07
May
08

Moral Distancing and Project Management

Benedict Carey of the NYT writes on how people cope with doing morally questionable tasks (e.g. performing capital punishment) by ‘morally disengaging’.

Things I learned here:
1) That whatever the reason for performing the dubious action, your mind copes by turning down or adjusting your morality temporarily. I’m guessing this also leads to guilt, depression and sucide.

2) There’s a concept called ‘diffusion of responsibility’ where the task of killing is shared around several people – one person straps the left leg, another the right (and so on), another brings the lethal injection, another administers the lethal injection.

Firing squads draw on this same idea. Everyone in the squad fires but no one can be sure whose shot was deadly.

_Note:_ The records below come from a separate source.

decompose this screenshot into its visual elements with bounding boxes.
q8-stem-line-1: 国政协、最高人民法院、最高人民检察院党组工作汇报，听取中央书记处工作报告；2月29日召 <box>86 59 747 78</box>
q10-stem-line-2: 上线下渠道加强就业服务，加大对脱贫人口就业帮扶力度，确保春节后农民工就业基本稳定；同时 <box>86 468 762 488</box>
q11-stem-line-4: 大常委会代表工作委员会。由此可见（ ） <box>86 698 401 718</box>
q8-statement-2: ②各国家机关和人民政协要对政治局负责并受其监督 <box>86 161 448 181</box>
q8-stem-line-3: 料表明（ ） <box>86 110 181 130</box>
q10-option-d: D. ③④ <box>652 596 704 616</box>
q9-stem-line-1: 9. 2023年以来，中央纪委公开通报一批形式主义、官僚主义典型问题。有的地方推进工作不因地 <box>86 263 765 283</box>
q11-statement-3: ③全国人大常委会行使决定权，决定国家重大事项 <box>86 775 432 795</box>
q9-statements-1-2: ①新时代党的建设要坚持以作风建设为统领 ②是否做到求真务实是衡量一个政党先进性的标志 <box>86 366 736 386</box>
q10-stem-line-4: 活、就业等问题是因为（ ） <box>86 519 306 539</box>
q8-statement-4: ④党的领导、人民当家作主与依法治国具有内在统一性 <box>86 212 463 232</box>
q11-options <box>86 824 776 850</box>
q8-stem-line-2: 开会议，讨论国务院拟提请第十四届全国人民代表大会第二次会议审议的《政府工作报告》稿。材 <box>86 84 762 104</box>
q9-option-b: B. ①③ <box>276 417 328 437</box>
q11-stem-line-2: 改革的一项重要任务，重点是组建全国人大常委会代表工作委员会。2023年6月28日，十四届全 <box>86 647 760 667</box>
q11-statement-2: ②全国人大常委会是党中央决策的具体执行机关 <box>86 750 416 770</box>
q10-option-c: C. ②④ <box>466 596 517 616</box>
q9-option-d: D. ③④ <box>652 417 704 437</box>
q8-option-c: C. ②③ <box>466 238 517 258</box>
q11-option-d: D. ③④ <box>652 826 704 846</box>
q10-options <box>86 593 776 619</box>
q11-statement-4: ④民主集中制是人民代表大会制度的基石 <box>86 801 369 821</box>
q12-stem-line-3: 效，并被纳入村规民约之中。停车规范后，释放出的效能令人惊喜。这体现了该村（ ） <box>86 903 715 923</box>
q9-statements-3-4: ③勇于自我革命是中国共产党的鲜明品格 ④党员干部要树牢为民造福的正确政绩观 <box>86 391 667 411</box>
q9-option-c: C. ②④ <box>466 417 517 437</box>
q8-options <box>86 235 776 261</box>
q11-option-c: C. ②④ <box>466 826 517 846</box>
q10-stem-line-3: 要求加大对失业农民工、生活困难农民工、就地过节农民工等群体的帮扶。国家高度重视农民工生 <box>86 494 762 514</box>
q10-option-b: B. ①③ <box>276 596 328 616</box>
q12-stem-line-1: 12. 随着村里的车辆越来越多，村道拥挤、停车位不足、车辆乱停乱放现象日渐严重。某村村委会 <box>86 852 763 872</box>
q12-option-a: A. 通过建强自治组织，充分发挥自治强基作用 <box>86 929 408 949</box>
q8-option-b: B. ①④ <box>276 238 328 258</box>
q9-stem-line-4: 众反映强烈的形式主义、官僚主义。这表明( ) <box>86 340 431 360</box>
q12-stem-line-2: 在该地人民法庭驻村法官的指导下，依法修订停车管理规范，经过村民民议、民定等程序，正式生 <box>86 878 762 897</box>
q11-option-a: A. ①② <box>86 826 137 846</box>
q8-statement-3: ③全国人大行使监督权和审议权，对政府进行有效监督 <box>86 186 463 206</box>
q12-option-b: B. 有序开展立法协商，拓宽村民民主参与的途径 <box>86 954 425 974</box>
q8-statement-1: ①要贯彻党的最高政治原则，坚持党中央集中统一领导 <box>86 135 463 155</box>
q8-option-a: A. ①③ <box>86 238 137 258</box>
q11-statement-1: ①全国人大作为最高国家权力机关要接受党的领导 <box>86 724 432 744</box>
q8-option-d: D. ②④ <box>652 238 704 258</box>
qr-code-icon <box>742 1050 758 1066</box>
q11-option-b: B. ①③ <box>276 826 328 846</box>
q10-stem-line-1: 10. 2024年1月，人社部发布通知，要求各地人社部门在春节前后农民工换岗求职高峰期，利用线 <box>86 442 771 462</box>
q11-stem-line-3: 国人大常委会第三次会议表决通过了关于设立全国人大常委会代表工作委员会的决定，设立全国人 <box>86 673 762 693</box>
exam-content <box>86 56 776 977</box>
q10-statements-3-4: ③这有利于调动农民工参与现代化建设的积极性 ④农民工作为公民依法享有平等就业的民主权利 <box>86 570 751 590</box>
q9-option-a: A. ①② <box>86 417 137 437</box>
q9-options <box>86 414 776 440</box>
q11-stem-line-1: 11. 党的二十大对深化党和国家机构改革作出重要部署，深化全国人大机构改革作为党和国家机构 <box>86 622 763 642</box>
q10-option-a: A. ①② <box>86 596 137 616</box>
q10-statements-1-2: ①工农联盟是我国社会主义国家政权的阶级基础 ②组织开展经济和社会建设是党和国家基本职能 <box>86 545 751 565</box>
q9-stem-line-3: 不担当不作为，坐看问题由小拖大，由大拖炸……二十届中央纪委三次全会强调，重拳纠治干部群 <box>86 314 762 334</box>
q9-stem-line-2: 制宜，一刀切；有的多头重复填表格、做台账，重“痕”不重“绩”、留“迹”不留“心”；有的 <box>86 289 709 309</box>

3) Cheating students use moral evasion techniques like:

“I think it’s hard for people not to look at the answer manual if it’s available,” said one student. “Maybe you should have taken the problem off so people wouldn’t be tempted.”

I see language like this in the workplace all the time. People performing in a workplace where multiple competing goals are set seem to morally disengage. Missed dates and broken promises cause moral distancing.

Corporations use the moral system to get their work done – missing a date isn’t ‘insufficient planning’ or ‘random events’ but a ‘broken promise’ and therefore a morally poor event that will cause pain to do and so motivates the employees to work extra hard to avoid.

I’ll be thinking about this all day.